Кукушкины слезки нужно нюхать не срывая. Сорвешь – и запах мгновенно улетучивается.
Но цветы почему-то пахли махоркой и пылью. Это обескуражило Никиту Иваныча и, ощупав припухший нос, он встал. Тут же вспомнился Иван Видякин… Бестолковый какой-то день начинался. Пошел к Ивану за одобрением – получил шиш. Верно, теперь он обиделся… Хуже того, подумает, что он, Аникеев, спятил, рехнулся на этом болоте. Почему-то никто ведь, кроме него, жалоб не пишет. Он один строчит и строчит. И сейчас увидел бы Иван, как старик в семьдесят лет ползает на коленках и нюхает цветы, – что бы подумал?..
Но в Москве-то должны знать про журавлей и болото! Ведь и фотографа присылали, значит, точно знают. Тогда почему не шевелятся, почему до сих пор палец о палец не ударили? Никита Иваныч поднял велосипед и покатил его дальше. И вообще, о чем люди думают? Ладно, после войны разруха была, хозяйство народное восстанавливали. Тут уж не до птичек было, люди с голоду мерли. Ну а теперь чего? Все есть, промышленность вон какая, в космос чуть не каждый день летаем. На земле-то, поди, можно порядок навести. Слышно было, заповедников-то много создают: и бобров разводят, и зубров, говорят, снова восстановили. А недавно Иван Видякин рассказывал, будто из Канады овцебыков привезли и в тундре расселили. Зверь диковинный и по размерам чуть ли не второй после слона. Со всеми этими животными понятно, с них есть что взять: и пушнина тебе, и мясо, и шерсть. С черного журавля-то ничего не возьмешь. Красивая птица, да и все. Но из-за редкости да красоты ее и надо держать! Если из одной редкости исходить, тогда и художники нам ни к чему.
И от следующей мысли дед Аникеев аж остановился. Вдруг зябко стало, руки ослабли…

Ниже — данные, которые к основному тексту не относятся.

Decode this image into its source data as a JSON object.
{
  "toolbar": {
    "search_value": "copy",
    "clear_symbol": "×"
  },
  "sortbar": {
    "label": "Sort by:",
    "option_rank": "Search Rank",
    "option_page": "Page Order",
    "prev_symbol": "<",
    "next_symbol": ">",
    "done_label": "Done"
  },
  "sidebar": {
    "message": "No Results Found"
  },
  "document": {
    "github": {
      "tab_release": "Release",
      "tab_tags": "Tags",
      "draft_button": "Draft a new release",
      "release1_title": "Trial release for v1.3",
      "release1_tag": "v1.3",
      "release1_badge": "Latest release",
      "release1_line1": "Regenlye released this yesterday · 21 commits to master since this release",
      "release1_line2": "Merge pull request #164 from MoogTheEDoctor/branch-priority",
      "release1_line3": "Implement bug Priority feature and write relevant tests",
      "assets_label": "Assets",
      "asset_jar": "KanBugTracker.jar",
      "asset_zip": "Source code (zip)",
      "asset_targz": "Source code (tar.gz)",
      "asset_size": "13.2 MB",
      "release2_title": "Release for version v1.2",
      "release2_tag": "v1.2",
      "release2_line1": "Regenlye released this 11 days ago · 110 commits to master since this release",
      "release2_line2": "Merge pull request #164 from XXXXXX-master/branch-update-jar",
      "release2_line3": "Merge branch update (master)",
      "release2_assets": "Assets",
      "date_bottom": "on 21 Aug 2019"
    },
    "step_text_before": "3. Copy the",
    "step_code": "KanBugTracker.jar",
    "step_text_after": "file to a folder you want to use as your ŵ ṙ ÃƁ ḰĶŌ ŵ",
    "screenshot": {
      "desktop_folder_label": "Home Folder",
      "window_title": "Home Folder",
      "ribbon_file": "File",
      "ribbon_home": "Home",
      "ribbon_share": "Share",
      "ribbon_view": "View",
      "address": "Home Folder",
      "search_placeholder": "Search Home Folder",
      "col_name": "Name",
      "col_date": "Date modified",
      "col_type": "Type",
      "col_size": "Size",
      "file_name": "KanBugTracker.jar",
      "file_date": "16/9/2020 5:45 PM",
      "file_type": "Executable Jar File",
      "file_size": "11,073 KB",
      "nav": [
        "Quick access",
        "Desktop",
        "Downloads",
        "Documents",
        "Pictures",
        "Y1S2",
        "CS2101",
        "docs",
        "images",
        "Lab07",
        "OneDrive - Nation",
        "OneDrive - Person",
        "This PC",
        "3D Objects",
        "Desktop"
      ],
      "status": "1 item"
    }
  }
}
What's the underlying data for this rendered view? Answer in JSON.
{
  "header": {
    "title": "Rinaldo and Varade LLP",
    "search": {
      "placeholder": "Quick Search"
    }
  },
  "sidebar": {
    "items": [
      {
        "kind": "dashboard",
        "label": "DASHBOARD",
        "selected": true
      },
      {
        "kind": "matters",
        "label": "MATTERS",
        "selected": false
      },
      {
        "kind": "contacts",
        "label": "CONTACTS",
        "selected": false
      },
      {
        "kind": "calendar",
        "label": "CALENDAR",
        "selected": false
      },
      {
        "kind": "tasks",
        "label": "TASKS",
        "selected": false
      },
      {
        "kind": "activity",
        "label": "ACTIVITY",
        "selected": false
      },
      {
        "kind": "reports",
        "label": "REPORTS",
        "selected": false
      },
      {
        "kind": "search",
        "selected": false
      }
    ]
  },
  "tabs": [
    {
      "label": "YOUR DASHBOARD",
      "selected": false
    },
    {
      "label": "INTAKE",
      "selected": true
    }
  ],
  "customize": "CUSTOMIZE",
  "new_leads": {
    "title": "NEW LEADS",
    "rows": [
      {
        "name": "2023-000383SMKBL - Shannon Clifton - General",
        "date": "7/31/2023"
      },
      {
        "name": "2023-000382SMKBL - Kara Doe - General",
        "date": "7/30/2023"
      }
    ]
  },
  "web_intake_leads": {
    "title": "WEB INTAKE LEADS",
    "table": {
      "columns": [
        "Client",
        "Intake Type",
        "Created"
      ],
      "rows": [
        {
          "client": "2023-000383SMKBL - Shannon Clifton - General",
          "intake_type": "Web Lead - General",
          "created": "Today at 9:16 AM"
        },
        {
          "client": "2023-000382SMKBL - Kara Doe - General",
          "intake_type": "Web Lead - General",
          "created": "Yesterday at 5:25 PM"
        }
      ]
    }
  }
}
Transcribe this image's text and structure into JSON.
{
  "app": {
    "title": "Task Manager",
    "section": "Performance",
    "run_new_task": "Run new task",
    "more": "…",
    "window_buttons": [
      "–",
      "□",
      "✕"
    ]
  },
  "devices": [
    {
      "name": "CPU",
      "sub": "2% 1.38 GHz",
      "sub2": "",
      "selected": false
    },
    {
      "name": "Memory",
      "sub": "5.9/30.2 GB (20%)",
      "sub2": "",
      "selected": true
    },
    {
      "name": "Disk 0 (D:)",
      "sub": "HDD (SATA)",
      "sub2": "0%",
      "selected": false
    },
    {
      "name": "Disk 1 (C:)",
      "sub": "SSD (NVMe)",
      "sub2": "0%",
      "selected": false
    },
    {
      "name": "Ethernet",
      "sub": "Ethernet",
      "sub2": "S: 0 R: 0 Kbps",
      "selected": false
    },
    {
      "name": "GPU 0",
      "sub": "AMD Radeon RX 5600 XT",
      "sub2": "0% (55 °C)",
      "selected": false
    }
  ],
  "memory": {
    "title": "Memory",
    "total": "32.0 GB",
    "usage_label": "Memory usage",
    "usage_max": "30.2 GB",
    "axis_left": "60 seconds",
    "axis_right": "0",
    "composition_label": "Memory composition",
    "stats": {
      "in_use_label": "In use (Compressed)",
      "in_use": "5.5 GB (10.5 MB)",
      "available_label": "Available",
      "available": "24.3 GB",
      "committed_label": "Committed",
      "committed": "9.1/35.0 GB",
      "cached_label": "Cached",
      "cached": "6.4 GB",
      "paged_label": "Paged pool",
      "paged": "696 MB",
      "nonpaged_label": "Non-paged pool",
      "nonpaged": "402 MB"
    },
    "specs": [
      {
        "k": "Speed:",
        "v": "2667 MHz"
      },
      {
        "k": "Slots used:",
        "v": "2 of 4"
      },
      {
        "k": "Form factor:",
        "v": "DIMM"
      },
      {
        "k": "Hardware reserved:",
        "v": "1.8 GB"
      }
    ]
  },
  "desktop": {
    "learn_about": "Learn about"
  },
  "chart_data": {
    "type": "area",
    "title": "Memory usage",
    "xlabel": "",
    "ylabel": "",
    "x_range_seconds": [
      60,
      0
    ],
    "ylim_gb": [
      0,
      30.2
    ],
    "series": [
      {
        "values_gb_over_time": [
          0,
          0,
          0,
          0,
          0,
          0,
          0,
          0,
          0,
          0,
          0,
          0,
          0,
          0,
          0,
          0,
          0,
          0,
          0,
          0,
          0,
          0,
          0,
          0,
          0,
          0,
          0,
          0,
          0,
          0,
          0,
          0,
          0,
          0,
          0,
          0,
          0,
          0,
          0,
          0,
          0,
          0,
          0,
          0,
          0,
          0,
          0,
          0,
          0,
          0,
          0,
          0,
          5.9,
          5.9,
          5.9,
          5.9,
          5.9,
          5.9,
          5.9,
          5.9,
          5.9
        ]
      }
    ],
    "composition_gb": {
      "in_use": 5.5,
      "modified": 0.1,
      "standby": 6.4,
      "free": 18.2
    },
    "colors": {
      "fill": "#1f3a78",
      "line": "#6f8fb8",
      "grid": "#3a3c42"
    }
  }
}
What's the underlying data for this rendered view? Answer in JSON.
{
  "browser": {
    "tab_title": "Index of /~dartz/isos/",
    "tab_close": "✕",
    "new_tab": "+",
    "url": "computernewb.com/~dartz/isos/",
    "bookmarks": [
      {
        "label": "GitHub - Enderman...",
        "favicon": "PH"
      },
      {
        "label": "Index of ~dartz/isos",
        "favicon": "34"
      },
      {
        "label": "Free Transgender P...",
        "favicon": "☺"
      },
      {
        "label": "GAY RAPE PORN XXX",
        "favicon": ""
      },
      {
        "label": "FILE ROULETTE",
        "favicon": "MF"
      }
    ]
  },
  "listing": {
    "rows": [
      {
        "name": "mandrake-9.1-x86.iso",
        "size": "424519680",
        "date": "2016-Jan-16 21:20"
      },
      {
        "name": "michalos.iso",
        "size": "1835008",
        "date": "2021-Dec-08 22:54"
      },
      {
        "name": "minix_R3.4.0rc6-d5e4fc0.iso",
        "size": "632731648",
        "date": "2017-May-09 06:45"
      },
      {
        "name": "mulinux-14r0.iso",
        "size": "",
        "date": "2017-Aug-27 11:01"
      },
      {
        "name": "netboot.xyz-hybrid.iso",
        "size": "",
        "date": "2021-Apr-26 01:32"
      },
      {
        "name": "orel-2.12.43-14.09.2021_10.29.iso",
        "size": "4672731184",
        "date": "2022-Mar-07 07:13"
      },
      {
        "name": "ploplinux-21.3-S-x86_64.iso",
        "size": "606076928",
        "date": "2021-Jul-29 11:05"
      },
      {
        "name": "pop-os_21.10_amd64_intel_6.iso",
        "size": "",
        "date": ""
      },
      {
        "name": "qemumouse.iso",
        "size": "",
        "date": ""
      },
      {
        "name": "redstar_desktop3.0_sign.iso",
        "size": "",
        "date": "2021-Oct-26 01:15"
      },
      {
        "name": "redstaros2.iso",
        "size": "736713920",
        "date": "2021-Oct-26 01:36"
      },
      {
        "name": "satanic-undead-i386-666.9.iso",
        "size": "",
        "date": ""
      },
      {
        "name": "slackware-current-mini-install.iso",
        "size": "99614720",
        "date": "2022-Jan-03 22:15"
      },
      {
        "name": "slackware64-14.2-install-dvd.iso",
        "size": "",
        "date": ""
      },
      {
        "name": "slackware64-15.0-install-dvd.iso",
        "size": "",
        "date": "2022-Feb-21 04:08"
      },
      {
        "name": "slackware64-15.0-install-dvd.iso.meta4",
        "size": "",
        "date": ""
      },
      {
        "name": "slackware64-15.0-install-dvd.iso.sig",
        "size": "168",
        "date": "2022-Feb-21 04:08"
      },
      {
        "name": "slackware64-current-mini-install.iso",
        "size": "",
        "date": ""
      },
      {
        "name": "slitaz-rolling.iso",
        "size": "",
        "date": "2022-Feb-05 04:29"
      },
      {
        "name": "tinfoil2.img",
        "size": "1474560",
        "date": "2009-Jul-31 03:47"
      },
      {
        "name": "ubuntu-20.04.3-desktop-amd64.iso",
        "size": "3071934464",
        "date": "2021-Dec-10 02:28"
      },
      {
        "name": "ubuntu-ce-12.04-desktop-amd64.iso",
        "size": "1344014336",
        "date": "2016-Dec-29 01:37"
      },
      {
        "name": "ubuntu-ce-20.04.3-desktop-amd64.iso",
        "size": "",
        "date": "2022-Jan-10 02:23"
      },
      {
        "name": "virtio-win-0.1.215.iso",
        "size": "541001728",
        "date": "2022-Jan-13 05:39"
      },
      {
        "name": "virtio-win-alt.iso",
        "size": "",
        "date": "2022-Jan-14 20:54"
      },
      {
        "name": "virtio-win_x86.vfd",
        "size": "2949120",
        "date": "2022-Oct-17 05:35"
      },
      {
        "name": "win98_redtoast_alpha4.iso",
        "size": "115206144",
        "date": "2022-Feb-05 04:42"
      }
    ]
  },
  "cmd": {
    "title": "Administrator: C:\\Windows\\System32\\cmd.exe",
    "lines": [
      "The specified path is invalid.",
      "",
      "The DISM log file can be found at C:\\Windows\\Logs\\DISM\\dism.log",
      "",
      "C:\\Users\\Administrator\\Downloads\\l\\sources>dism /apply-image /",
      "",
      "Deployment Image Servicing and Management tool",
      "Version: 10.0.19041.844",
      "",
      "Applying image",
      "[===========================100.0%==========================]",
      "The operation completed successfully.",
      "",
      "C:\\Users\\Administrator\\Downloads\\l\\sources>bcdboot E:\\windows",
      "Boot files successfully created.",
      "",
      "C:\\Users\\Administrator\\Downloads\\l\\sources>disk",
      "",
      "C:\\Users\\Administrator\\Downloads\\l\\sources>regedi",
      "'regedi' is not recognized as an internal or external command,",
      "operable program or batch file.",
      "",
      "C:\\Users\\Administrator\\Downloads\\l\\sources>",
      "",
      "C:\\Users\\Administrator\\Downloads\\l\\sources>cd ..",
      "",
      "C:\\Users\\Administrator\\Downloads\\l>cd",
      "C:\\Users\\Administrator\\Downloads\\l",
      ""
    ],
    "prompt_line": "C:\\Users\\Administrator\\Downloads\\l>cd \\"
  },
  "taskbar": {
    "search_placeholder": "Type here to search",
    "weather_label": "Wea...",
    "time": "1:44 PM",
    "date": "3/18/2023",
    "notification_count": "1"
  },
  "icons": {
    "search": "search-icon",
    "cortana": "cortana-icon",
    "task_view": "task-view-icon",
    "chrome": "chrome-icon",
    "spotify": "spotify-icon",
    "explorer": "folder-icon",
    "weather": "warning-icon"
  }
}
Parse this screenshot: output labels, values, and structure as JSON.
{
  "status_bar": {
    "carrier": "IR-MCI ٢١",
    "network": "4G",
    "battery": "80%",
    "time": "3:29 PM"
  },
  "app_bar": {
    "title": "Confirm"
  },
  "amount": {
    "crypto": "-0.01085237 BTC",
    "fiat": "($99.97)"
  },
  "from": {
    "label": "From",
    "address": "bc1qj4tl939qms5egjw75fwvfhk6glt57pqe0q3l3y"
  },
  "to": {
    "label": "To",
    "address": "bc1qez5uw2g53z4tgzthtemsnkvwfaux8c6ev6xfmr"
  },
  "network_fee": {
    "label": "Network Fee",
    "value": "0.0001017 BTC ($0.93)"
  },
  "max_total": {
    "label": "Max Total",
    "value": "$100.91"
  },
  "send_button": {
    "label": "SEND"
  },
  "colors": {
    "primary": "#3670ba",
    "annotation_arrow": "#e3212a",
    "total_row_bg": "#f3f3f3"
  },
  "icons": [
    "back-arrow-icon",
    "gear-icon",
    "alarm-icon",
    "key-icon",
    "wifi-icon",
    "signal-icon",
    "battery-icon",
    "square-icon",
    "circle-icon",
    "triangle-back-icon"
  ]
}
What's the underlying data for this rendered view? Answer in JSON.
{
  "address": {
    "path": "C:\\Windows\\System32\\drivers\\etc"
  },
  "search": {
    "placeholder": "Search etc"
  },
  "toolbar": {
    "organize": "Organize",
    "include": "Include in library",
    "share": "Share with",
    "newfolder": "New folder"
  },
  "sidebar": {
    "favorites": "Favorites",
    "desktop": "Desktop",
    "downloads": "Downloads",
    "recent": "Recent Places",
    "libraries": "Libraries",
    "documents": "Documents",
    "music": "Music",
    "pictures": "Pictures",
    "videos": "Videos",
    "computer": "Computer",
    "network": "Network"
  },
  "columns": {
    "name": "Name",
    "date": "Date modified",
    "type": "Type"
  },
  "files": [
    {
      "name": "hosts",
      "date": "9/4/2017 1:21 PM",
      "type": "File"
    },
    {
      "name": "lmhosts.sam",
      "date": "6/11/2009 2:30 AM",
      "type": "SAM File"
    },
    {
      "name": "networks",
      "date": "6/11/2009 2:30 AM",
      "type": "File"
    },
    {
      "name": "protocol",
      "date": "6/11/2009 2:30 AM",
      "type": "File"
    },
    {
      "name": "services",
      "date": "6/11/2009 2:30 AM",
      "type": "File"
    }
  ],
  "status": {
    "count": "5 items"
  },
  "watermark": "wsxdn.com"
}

А вот возьмут, трахнут атомной бомбой, и все пропадет разом. Ни людей не останется, ни бобров с овцебыками. И журавли сгорят на лету, и болото высохнет. Даже Хозяин, если он все-таки есть, погибнет, и кукушкины слезки. Конечно, раз такая опасность, до птицы ли людям? Обороняться надо, свои бомбы делать – вот куда денежки-то идут. Потому Ивану журавли и не нужны. Он все строится, деньги зарабатывает, чтобы пожить всласть, пока тихо на земле.
Но ведь если так думать, то сразу ложись в гроб и помирай. Никита Иваныч вскочил на велосипед и крутанул педали. Каких только войн на земле не было, и горячие, и холодные. Если бы рассупонились хоть раз – давно бы и без атома пропали. Птице-то наплевать, что люди между собой творят. Люди между собой грызутся, бьют друг друга, а птица живет. Дожился человек на земле, опустился – хуже некуда. Скоро у птиц станем учиться, как жить.
Растревоженный такими мыслями, Никита Иваныч заехал в поселок и прямым ходом направился к почте. Там он купил конверт, запечатал жалобу и отправил заказным письмом.
– Слышь, девонька, – окликнул он приемщицу писем, собираясь уходить, – скажи-ка, война будет или нет? Чего там слышно?
– Не будет, дедушка! – отозвалась та и засмеялась. – Вы живите спокойно.
– Вот спасибо, – довольно сказал Завхоз, первый раз в этот день услышав доброе слово. – Дай Бог тебе жениха хорошего!
Девушка покраснела, не переставая смеяться, а Никита Иваныч вдруг заторопился. Он вспомнил, что обещал сводить Ирину на болото и показать журавлиное гнездо. Выезжая из поселка, он угодил в облако пыли, недвижимо висящее над дорогой. Кто-то успел проехать впереди на тракторах, и теперь Завхозу предстояло глотать ее весь обратный путь или обгонять чертову технику. Он приналег на педали и скоро увидел штук шесть бульдозеров, стоящих у развилки дорог. Отплевав хрустящий на зубах песок, Никита Иваныч остановился: путь заслонял человек в болотных сапогах, с полевой сумкой на боку и развернутой картой.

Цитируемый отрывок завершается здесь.